Situated about 30km to the northwest of Istanbul, this aqueduct carries the watercourse across the valley of the Alibey River. Since the aqueduct was built the valley has been flooded and is now the Alibey Reservoir, so the base of the aqueduct is now in the reservoir. Sinan's aqueduct is 260m long and 36m high. It is fairly traditional in design, but the unusual triangular buttresses give it a strange, eastern flavour.

Haseki Hürrem Sultan Hamamı (Turkish Baths)

This Hamam or Turkish bath house, built directly in front of Hagia Sophia, was commissioned by Hürrem Sultan, the wife of Sultan Süleyman the Magnificent. She was also known as Roxelana. The Baths are symmetrical, being divided down the middle into a male section and a female section. In each section there is a large building which houses the cool rooms and changing areas, and a smaller building which is the hot room. Each of these four buildings is covered in a dome.

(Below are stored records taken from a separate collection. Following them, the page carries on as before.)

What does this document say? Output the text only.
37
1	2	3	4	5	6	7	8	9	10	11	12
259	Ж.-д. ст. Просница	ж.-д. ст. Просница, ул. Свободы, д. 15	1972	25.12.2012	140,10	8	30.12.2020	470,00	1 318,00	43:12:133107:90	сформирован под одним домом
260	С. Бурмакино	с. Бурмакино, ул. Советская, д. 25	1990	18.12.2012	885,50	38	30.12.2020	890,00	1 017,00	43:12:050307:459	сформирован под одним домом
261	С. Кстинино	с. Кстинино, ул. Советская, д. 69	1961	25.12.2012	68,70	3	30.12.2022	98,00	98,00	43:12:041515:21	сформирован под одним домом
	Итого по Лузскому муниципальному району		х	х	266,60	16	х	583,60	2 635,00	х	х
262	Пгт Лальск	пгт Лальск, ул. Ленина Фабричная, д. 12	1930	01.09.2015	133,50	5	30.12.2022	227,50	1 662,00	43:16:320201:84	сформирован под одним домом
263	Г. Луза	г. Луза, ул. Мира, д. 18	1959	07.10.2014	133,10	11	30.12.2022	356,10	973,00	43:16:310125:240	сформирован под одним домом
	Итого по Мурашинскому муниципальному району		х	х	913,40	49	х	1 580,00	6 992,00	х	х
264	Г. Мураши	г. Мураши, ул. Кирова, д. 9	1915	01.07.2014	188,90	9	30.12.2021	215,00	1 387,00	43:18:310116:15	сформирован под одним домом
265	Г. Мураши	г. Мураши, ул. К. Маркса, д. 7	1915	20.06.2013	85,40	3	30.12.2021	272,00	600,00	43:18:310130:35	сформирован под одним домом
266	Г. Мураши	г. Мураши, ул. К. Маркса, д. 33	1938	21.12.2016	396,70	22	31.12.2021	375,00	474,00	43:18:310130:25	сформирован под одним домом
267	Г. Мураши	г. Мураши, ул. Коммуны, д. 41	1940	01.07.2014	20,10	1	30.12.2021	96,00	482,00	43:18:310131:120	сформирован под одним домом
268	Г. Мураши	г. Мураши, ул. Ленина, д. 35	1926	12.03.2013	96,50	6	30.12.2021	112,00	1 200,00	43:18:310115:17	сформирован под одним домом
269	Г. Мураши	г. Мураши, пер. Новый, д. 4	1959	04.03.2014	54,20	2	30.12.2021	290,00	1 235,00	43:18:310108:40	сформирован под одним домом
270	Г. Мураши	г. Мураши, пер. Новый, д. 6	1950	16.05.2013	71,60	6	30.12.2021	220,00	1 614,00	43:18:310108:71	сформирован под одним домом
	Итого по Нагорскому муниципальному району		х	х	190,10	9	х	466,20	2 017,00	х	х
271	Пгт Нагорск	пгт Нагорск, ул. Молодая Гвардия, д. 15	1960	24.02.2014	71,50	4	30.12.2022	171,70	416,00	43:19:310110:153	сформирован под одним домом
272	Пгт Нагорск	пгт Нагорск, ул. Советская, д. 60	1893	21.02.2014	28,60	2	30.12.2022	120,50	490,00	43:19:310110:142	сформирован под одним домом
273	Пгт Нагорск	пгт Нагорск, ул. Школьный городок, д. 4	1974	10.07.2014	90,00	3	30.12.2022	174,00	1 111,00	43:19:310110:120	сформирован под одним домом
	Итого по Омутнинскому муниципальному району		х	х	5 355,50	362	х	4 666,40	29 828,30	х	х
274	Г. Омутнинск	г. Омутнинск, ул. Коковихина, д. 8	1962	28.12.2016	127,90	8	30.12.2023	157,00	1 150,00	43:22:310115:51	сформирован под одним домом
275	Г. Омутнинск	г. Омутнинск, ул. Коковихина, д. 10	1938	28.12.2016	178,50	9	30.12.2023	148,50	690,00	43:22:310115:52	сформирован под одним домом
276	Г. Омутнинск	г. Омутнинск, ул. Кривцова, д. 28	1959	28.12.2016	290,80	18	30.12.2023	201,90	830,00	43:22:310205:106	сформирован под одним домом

The students of Sinan went on to design some outstanding buildings of their own:

  • The Sultan Ahmet Mosque, known to tourists as the Blue Mosque, was designed by Sinan's student Sedefhar Mehmet Aga. It is similar in design to the Süleymaniye, but achieves an even greater open space in the centre by using four giant free-standing pillars. Receiving five million visitors each year, this is reckoned to be the most visited mosque in the world.
  • The Stari Most (Old Bridge) of Mostar, Bosnia and Herzegovina was designed by Mimar Hayruddin, a student of Sinan. It stood for more than 400 years until destroyed in the Croat-Bosniak War of 1993. The current bridge is a reconstruction of the original.

Further Reading

  • The Architect's Apprentice: A Novel, Elif Shafak - an elephant tamer in the Sultan's menagerie meets with Sinan and becomes one of his apprentices. This is a great introduction to Istanbul in the time of the architect.
  • Sinan: the Architect and His Works, Reha Gunay - a detailed photographic study of Sinan's major works.
1In later centuries, the Janissaries became a group loyal only to themselves, extorting money from the people with Mafia-like protection schemes. In 1826, they tried to take control of the Empire from Sultan Mahmud II. He united the people against them, the institution was disbanded and all the Janissaries were executed.2The title 'Sultan' after a woman's name indicates 'princess'.